L’écrivain Henri Calet ? S’il avait été américain, il aurait été « aussi célèbre que Caldwell ou Hemingway », affirme Raymond Guérin. De la part de cet auteur émérite des années 1940-1950 (Zobain, L’Apprenti), le compliment est loin d’être excessif. A la lecture du Bouquet, récit où Calet revient sur sa captivité en Allemagne, Roger Martin du Gard ne se privait pas non plus de faire référence à Hemingway. Il a malgré tout fallu attendre les années 1980 pour que l’écriture lucide et pointilliste de Calet soit reconsidérée dans toute son ampleur, sombre et laconique. Ses rééditions dans la collection « L’Imaginaire » de Gallimard (éditeur haï par Guérin et dont les frasques traversent ces 300 pages épistolaires) y sont bien sûr pour beaucoup. Mais sans la passion monomaniaque que le chercheur Jean-Pierre Baril consacre depuis des années à l’oeuvre de Calet, la publication de cette correspondance inédite n’aurait pas vu le jour. Baril a en effet eu l’opportunité de l’établir après avoir planché sur celle de Calet et de Jean Paulhan (à paraître chez Claire Paulhan). Au fil des lettres et cartes postales, le rôle prépondérant de Paulhan dans le paysage littéraire de la libération apparaît donc ici et là, souvent en filigrane. En parallèle, Baril achève sa biographie de Calet.

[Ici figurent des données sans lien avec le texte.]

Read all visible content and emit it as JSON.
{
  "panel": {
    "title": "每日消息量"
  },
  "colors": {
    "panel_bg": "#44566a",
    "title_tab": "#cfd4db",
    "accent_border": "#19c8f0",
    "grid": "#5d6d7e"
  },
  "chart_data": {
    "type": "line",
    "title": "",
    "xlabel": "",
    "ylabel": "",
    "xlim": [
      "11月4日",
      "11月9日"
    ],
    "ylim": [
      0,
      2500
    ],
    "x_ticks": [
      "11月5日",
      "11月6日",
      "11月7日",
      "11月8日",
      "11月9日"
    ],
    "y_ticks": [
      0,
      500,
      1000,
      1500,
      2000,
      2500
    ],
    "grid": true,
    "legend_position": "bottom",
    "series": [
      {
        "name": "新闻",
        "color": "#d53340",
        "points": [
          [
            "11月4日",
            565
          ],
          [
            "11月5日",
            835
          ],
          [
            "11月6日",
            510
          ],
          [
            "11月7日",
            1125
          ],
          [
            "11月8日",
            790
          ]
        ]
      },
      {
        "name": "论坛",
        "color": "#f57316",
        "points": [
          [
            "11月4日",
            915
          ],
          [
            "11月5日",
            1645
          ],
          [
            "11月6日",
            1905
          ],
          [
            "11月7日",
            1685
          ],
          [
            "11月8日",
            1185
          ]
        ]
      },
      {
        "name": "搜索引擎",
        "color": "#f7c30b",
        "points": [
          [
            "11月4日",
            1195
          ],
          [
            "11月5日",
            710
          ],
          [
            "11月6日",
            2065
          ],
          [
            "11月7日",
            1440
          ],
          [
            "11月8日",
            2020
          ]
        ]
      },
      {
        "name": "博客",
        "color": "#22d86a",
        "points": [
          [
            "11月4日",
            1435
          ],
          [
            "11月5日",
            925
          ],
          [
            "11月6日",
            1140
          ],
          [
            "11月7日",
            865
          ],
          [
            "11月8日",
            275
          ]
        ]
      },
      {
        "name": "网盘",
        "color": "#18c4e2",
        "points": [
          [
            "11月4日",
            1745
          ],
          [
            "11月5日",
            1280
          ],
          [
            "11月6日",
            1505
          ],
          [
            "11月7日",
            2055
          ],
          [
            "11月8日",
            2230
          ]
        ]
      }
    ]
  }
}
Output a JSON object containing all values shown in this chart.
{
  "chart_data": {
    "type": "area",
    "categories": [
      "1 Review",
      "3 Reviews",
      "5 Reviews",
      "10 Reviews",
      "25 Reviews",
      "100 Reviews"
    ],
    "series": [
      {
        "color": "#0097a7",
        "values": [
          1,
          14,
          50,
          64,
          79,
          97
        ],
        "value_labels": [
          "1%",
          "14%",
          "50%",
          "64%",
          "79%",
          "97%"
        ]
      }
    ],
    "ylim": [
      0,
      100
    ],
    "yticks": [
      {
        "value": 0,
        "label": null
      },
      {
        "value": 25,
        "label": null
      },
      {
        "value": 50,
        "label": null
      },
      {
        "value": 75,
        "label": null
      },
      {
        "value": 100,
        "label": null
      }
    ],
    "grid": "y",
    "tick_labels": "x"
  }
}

En attendant sa sortie, ces échanges entre Calet et Guérin tombent à pic et raviront spécialistes et amateurs de la (bonne) littérature d’après-guerre. Les autres découvriront, non sans surprise, le regard qu’un écrivain féru de correspondance comme Guérin peut porter sur l’évolution de son oeuvre et sur le labeur qu’elle réclame au quotidien. Guérin lit Calet, Calet lit Guérin : sans se passer la brosse à reluire, l’estime réciproque tourne à l’amitié profonde. Amitié à distance qui (et c’est toute l’originalité de cette correspondance puisée dans le fonds littéraire Jacques Doucet) ne s’appuie que sur une poignée de rencontres physiques entre les deux hommes, à tel point que Calet est au départ surpris par l’affection que lui porte Guérin, croisé à de rares occasions seulement. D’abord concis et prudent dans ses courriers, l’auteur du Tout sur le Tout se confie de plus en plus sereinement, en réponse aux autoportraits de Guérin : « Je me suis reconnu dans le portrait que vous faites de l’homme rebutant tout couvert d’épines, pas brillant, qui ne sait pas en mettre plein la vue, qui passe pour vaniteux alors que les épines meurtrissent sa propre chair ». Réponse plus volubile de Guérin : « Je sais votre effacement et votre pudeur ». Respect.

Des combines des prix littéraires aux difficultés du monde éditorial de l’époque (manque de papier, lacunes des services de presse) en passant par les nouvelles d’un réseau d’amis qui compte, entre autres, Francis Ponge, Jean Grenier et Albert Camus, les sujets d’échanges ne manquent pas. On retrouve le sens de l’image faussement désinvolte de Calet (sur le travail : « La meilleure façon de perdre son temps »), mais la palme des confessions enflammées et idéalistes revient au bordelais Guérin, plus fou de littérature que ne le fut Calet et jouant de sa distance avec la scène parisienne pour mieux en décrypter les coulisses. Prisonnier durant plus de trois ans dans un camp allemand, où il croise Cartier-Bresson et noircit 4 000 pages sans tenter de s’évader, Guérin se réadapte péniblement au monde des vivants. Il fait le tri des faux amis, « petits pissenlits égoïstes tous plus ou moins pourris par la collaboration ». Reste Calet, un homme d’une « aristocratie naturelle et inentamée ». La maladie précipite leur correspondance et Guérin meurt en 1955 : « Plus tard, si vous le voulez, nous reparlerons de lui », propose alors Calet à la femme de Guérin. Emporté à son tour l’année suivante par une crise cardiaque, la vie ne lui en a pas laissé le temps.